Приглашаем посетить сайт

Изотов И.: Ранние исторические романы Лиона Фейхтвангера
Глава 2. "Безобразная герцогиня". Историческая основа романа

ИСТОРИЧЕСКАЯ ОСНОВА РОМАНА

В начале 20-х. годов Фейхтвангер, известный до того времени в немецкой литературе исключительно как драматург, обращается к роману. Свой переход к новому жанру Фейхтвангер объяснил в предисловии к драме «1918 г.», которую он назвал драматическим романом.

«Драма - это только вершина дерева, сотрясаемого бурей, быть может, - испуганная птица, поникшая, обессиленная. Роман - это все дерево целиком, с богатством почвы вокруг, с лабиринтом корней, протянувшихся во все стороны, с муравьями, кишащими во мху, с соками, которые струятся в его сердцевине, с рубцами коры, с повседневной жизнью мертвых и живых ветвей. Драма только острие пирамиды, синева над ней и, быть может, одинокий созерцатель на ее вершине. Роман - это вся пирамида, с мещанишками, которые по ней ползают, с шакалами, которые испражняются у ее подножья, с коршунами, которые реют над ней, с бесконечной желтой пустыней вокруг и с мертвыми царями, замурованными в ее чреве»18.

Роману Фейхтвангер отдает решительное предпочтение, потому что в нем - широта, потому что в романе отражается «картина мира, не только отдельной судьбы». Исторический же роман, кроме общих преимуществ, дает необходимую свободу, возможность сохранить объективность, необходимую для суждений о животрепещущих вопросах современности, перенесенных в историю. Интересуют же автора во всяком случае не «мертвые цари», заключенные в пирамиде, а живые люди наших дней.

Почему Фейхтвангер предпочитает рассматривать людей, так сказать, не в упор, а в исторической перспективе, он объясняет в цитированной уже выше речи:

«Когда я пользуюсь современной обстановкой, меня мучает чувство незаконченности, отсутствие вывода. События, так сказать, еще развиваются. Установление факта и степени завершенности того или иного поступка всегда произвольно. Поставить точку - значит бить наугад. Когда я описываю современные события, меня преследует ощущение необрамленности. Аромат выветривается, потому что бутылка не закупорена»19.

Таким образом, обращение Фейхтвангера к историческому роману продиктовано соображениями, чуждыми подлинному историзму, тем не менее его романы открывают перед читателем широкую историческую панораму. Таков прежде всего его первый исторический роман «Безобразная герцогиня» (1923 г.).

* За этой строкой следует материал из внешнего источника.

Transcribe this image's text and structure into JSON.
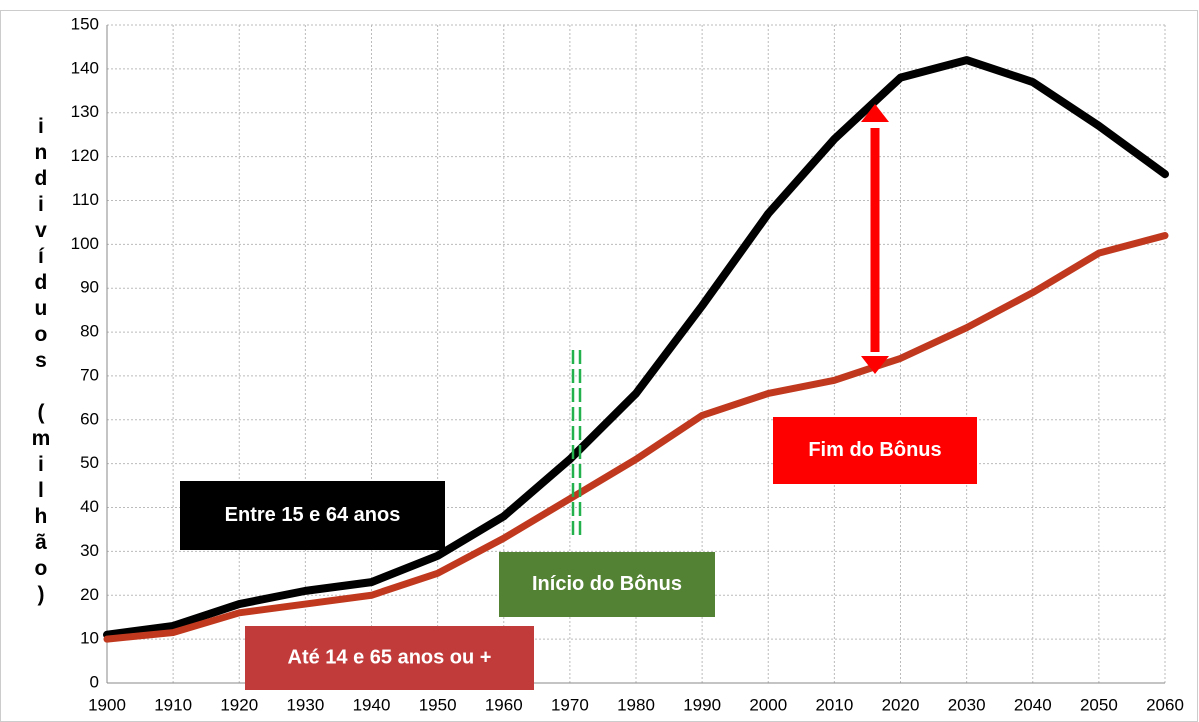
{
  "chart_data": {
    "type": "line",
    "y_axis_label": "indivíduos (milhão)",
    "x": [
      1900,
      1910,
      1920,
      1930,
      1940,
      1950,
      1960,
      1970,
      1980,
      1990,
      2000,
      2010,
      2020,
      2030,
      2040,
      2050,
      2060
    ],
    "series": [
      {
        "name": "Entre 15 e 64 anos",
        "color": "#000000",
        "values": [
          11,
          13,
          18,
          21,
          23,
          29,
          38,
          51,
          66,
          86,
          107,
          124,
          138,
          142,
          137,
          127,
          116
        ]
      },
      {
        "name": "Até 14 e 65 anos ou +",
        "color": "#c0391f",
        "values": [
          10,
          11.5,
          16,
          18,
          20,
          25,
          33,
          42,
          51,
          61,
          66,
          69,
          74,
          81,
          89,
          98,
          102
        ]
      }
    ],
    "annotations": [
      "Início do Bônus",
      "Fim do Bônus"
    ],
    "xlim": [
      1900,
      2060
    ],
    "xticks": [
      1900,
      1910,
      1920,
      1930,
      1940,
      1950,
      1960,
      1970,
      1980,
      1990,
      2000,
      2010,
      2020,
      2030,
      2040,
      2050,
      2060
    ],
    "ylim": [
      0,
      150
    ],
    "yticks": [
      0,
      10,
      20,
      30,
      40,
      50,
      60,
      70,
      80,
      90,
      100,
      110,
      120,
      130,
      140,
      150
    ],
    "grid": true
  }
}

Основная масса выведенных в романе лиц соответствует своим историческим прототипам. При создании большинства образов Фейхтвангер остается верным истории там, где она донесла нам правдивый облик деятелей прошлого. Автор берет действительных лиц и действительные события в качестве рамки для своего основного героя.

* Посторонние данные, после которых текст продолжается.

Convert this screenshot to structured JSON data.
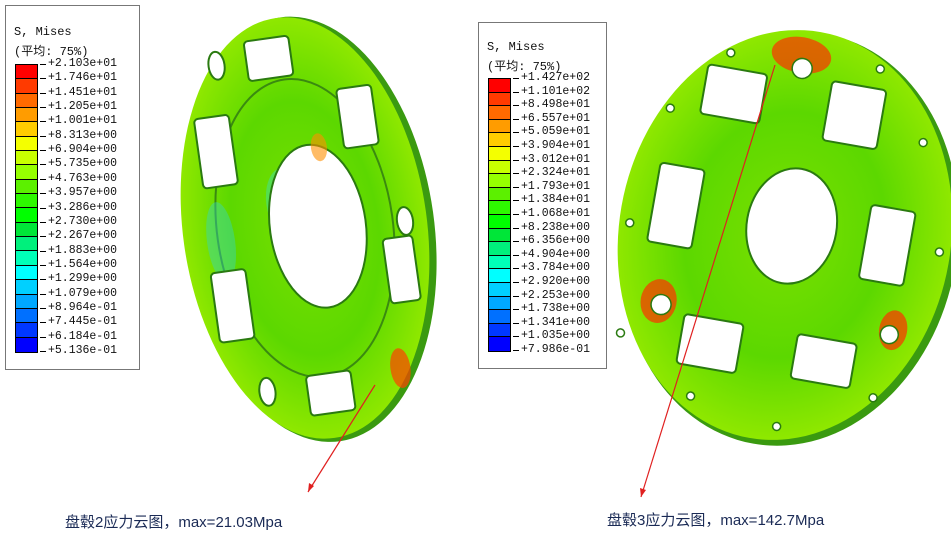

Место, где развертывается действие романа, также не вымышлено: сохраняются все географические обозначения стран, городов, рек и гор, которые приводятся, пожалуй, даже с некоторой педантической точностью и в полном соответствии с картой и историческими документами.

Что же касается хронологии событий, то она совершенно отсутствует по причинам, о которых будет сказано далее, если не считать таких неопределенных выражений, как «средина века» и прочее.

В «Безобразной герцогине» действие растянуто на большой период времени в 30-40 лет, что дает автору возможность широко охватить события и поставить нужную проблему.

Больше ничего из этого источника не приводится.